5.2.1. Runaway Stars

5.2.2. Radial Migration

In section Section 4.3, we showed that the metal-rich halo simulated in Latte was chemically enriched in a fashion similar to the Latte disk. When compared at a fixed age, these components have higher metallicity than the metal-poor halo at all times (see Figure 9). We can directly test this prediction by dating the stars in our TGAS–RAVE-on sample. Unfortunately, stellar ages are not obtained easily (for a recent review, see Soderblom 2010). A number of observables that correlate with age have been identified, such as stellar rotation (Barnes 2007), chromospheric activity (Mamajek & Hillenbrand 2008), and surface abundances (Ness et al. 2016), but none of these empirical relations are applicable to all of the field stars. Models of stellar evolution can relate the position of any star in the Hertzsprung–Russell diagram (HRD) and its internal structure to its age. The latter is inferred from asteroseismic studies of stellar pulsations, and has so far been employed to date a few dozen well observed stars (e.g., Silva Aguirre et al. 2015). In the coming decade, asteroseismic dating will be expanded, but still limited to the brightest stars (Rauer et al. 2014; Ricker et al. 2015). We expect the HRD age dating to be more easily applied to a larger sample of stars, and discuss it in more detail below.
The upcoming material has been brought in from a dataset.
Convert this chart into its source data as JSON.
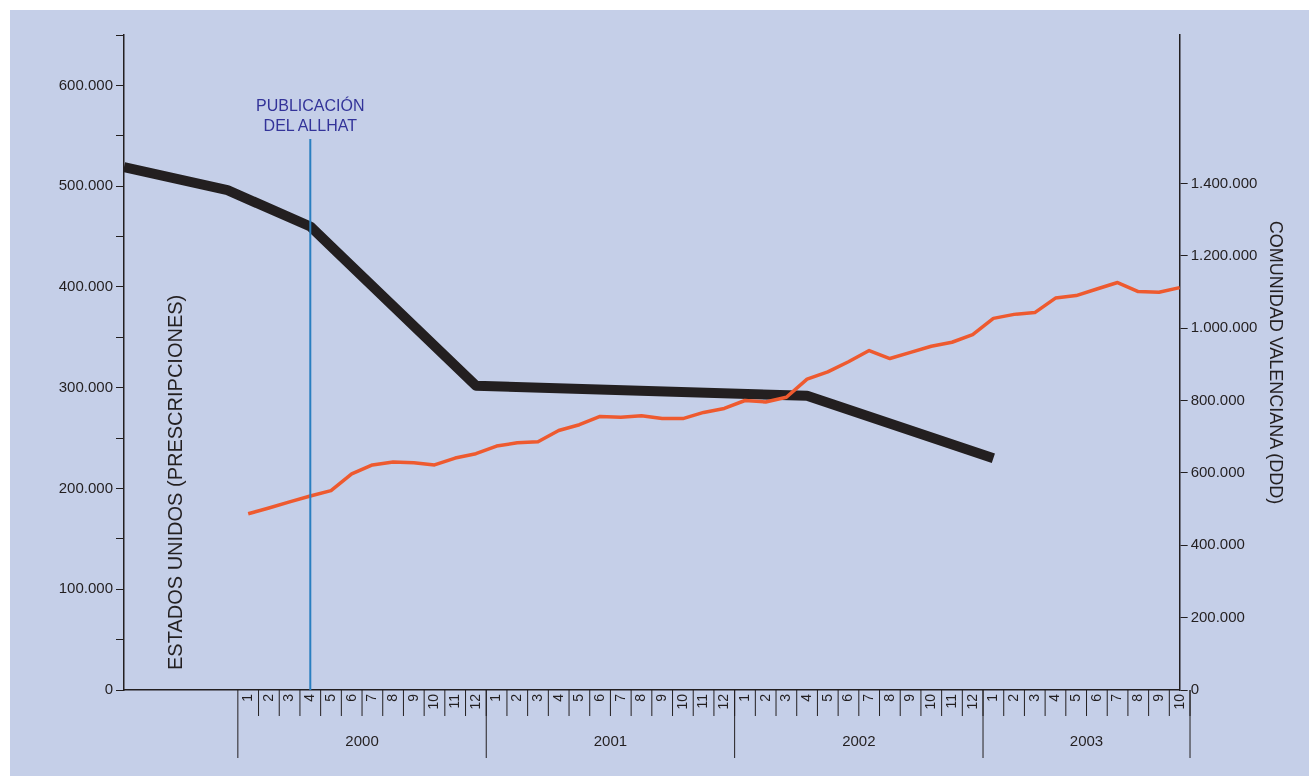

Coeval stellar populations are routinely dated by comparison of their tracks in the HRD to theoretical isochrones (e.g., Sandage 1970; Chaboyer et al. 1998; Dotter et al. 2007), but isochrone dating of field stars is less straightforward. Intrinsically, without the HRD positions of coeval companions, age estimates of field stars are very uncertain in evolutionary stages that keep stars at an approximately constant position in the HRD, such as the main sequence phase. In addition, precisely measuring stellar distances (which are required to put a star on the HRD, as opposed to merely on a color–magnitude diagram) is observationally challenging. However, if distances are known, stellar ages can be measured for stars in pre- or post-main sequence evolutionary stages. Nordström et al. (2004) measured ages and other intrinsic stellar parameters for thousands of nearby field stars by obtaining their absolute magnitudes from Hipparcos parallaxes, effective temperatures, and metallicities from follow-up spectroscopy, and then reading off the age by interpolating theoretical isochrones in this three-dimensional space. TGAS has already increased the sample of stars with known distances by an order of magnitude, and several groups are modeling the multi-band stellar photometry (and including spectroscopy when available) to provide constraints on their ages. In such a procedure, ages of red giants are measured with a precision of $1\mbox{--}3\,\mathrm{Gyr}$ when only photometric data is available. Including spectroscopically derived stellar parameters reduces the uncertainty in recovered ages to 1 Gyr (P. Cargile 2017, private communication). Most of the halo stars in our sample are giants, so if the bifurcation in the age–metallicity relation of halo stars exists at the level suggested by the simulation studied here, we will soon be able to detect it observationally.